Le 7 novembre, Cem Yoldas a officialisé sa candidature aux municipales 2026 en tant que tête de liste du collectif « Strasbourg c’est nous ». Il compte présenter une « alternative de démocratie directe, populaire, féministe et antifasciste », à travers un programme de rupture, centré pour l’instant sur la gratuité totale des transports en commun, le gel des loyers et le désarmement de la police municipale. Rencontre.
À Strasbourg, la gauche a une nouvelle candidature. Alors que celles-ci s’accumulent ces derniers temps, « Strasbourg c’est nous » est à son tour entré dans la campagne le 7 novembre.
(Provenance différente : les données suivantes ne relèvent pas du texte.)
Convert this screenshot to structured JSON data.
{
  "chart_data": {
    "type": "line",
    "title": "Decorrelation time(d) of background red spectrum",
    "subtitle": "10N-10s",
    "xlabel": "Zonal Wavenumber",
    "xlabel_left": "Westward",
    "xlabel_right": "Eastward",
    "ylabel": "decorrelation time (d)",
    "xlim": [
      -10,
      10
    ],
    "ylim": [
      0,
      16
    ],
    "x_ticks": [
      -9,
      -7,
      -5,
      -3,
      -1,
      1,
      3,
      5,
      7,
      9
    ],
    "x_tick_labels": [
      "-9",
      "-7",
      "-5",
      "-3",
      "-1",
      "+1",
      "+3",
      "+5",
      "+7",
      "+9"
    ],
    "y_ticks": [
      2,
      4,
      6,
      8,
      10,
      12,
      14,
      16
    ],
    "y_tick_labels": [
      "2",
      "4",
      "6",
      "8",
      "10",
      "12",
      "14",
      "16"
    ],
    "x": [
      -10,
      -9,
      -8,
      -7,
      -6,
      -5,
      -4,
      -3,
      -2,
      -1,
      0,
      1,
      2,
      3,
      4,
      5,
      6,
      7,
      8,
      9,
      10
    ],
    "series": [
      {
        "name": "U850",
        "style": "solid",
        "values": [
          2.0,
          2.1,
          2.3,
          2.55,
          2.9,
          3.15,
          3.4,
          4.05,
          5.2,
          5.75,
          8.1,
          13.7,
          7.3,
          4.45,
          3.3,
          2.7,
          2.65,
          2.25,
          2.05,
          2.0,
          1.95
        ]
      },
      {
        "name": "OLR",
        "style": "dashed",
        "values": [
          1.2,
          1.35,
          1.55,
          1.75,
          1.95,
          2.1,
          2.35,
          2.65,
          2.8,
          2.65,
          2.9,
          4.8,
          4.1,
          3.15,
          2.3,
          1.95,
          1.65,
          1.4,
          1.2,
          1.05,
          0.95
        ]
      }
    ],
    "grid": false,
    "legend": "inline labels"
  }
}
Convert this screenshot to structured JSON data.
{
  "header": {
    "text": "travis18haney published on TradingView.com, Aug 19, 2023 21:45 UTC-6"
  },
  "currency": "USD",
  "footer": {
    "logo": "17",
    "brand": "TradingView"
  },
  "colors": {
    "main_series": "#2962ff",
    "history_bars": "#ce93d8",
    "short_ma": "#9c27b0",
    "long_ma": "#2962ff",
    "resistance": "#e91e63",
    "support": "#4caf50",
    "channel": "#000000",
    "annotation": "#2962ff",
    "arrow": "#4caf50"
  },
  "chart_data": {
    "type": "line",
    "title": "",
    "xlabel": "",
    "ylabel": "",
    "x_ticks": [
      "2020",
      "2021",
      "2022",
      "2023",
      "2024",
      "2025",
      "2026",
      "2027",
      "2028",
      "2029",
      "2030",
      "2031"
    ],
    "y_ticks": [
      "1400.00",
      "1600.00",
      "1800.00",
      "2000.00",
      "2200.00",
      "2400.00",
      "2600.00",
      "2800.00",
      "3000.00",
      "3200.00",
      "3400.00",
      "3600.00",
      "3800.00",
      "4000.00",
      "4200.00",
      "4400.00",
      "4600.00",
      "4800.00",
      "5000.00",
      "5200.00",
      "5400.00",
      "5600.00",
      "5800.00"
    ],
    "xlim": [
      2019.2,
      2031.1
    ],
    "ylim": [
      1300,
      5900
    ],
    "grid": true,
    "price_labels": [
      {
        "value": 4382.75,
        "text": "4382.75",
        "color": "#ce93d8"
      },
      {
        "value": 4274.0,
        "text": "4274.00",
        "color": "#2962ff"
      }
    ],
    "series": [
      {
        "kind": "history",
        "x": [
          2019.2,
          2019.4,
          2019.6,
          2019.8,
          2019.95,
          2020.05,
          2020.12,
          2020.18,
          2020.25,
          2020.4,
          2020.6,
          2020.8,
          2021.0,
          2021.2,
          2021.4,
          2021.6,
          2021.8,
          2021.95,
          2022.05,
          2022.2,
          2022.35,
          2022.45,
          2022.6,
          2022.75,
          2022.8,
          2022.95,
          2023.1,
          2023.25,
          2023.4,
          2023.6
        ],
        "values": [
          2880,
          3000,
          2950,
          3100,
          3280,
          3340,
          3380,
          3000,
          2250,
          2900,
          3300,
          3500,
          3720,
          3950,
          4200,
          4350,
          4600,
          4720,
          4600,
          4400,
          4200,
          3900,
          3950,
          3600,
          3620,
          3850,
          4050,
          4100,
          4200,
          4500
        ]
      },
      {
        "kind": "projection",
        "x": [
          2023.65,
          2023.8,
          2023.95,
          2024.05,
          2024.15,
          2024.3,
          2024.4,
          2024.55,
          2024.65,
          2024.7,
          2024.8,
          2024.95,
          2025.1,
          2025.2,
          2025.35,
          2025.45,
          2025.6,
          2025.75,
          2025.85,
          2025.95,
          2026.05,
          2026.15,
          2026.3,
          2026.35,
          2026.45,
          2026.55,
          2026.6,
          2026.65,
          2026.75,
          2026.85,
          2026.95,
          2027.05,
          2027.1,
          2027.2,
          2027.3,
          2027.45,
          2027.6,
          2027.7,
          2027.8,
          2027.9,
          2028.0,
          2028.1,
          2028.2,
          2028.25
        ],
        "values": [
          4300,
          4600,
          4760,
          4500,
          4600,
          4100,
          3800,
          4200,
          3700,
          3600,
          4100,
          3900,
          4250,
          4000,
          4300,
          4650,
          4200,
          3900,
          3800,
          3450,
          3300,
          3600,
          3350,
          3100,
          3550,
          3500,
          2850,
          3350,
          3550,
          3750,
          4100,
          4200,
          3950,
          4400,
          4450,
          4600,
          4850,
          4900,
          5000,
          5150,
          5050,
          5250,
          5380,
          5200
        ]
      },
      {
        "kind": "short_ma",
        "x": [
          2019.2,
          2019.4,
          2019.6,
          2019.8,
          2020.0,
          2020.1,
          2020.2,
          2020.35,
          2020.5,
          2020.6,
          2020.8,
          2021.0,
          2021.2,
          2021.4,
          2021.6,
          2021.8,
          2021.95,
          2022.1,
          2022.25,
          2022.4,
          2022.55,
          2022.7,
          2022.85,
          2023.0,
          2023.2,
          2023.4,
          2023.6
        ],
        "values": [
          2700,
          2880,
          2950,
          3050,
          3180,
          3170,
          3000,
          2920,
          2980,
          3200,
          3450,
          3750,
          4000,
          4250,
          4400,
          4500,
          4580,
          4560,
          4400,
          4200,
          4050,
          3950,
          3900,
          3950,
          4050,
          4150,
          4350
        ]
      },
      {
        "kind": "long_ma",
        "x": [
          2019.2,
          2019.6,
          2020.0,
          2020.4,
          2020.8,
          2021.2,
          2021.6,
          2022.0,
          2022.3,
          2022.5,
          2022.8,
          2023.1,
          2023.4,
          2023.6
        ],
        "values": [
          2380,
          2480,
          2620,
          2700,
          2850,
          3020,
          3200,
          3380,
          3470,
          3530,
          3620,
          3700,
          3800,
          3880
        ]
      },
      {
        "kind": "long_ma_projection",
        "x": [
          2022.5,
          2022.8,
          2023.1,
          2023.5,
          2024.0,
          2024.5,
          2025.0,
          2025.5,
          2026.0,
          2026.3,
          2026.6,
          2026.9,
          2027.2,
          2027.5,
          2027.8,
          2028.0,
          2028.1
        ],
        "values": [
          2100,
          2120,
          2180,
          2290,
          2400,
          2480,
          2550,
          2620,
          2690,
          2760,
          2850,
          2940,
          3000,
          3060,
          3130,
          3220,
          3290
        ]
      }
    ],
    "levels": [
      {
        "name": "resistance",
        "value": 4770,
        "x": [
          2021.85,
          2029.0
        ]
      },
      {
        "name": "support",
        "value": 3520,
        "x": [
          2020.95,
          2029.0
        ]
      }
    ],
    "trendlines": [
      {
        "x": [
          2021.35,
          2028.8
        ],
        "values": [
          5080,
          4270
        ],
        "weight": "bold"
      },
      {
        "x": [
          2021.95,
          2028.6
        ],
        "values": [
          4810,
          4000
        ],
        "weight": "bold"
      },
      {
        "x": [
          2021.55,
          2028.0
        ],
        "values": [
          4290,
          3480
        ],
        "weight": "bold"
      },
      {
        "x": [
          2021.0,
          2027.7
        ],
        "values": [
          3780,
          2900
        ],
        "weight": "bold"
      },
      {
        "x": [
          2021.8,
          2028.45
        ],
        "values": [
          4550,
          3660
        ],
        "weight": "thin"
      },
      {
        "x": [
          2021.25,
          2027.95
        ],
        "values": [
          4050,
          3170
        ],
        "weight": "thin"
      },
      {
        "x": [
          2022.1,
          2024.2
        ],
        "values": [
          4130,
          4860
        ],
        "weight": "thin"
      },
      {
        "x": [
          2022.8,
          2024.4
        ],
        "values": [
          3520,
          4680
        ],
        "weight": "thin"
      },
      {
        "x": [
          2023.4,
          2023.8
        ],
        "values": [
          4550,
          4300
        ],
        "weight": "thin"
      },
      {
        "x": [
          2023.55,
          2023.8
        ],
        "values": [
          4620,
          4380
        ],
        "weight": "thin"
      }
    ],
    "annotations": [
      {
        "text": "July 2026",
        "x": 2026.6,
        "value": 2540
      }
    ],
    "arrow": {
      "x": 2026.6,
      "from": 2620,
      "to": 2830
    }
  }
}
Soutenu par le Nouveau parti anticapitaliste – l’Anticapitaliste 67, l’Union pour la reconstruction communiste, Yeni Demokratik Gençlik (Nouvelle jeunesse démocratique), « D’ailleurs nous sommes d’ici », et le Comité de soutien à la Jeune Garde Strasbourg, le collectif a désigné Cem Yoldas comme tête de liste.
Strasbourgeois depuis 10 ans, et ayant grandi en Alsace, Cem Yoldas est éducateur de prévention spécialisée au Neuhof. Un « métier qui l’a conduit là où il est », où il a pu observer « la réalité de la misère de Strasbourg, ville parmi les plus pauvres de France, où les quartiers populaires sont délaissés par les politiques publiques et victimes de discriminations et de violences policières ».
On est dans une démarche différente de ce qui se fait habituellement aux municipales.
Cem Yoldas, candidat de « Strasbourg c’est nous » aux élections municipales
Il est aussi l’un des visages de l’antifascisme strasbourgeois, étant le porte-parole de la Jeune Garde, organisation antifasciste dissoute en juin 2025 par Bruno Retailleau [décision contestée devant le Conseil d’État, ndlr]. Un engagement politique qui l’a notamment mené à lutter à Strasbourg contre le Bastion Social, mouvement néofasciste, et le bar identitaire de l’Arcadia, dont la fermeture a été obtenue en décembre 2018 après de nombreuses controverses.
Régulièrement la cible d’attaques de l’extrême droite, qui ont redoublé depuis l’annonce de sa candidature, Cem Yoldas annonce la couleur : « C’est pour cela qu’on se présente. Ce n’est pas l’extrême droite qui va décider quel candidat a une légitimité à se présenter selon sa couleur de peau. Ce n’est pas non plus l’extrême droite qui va décider qui est Strasbourgeois ou non. »
© Nicolas Kaspar / Pokaa
« Incarner quelque chose de différent de ce qu’il y a à gauche »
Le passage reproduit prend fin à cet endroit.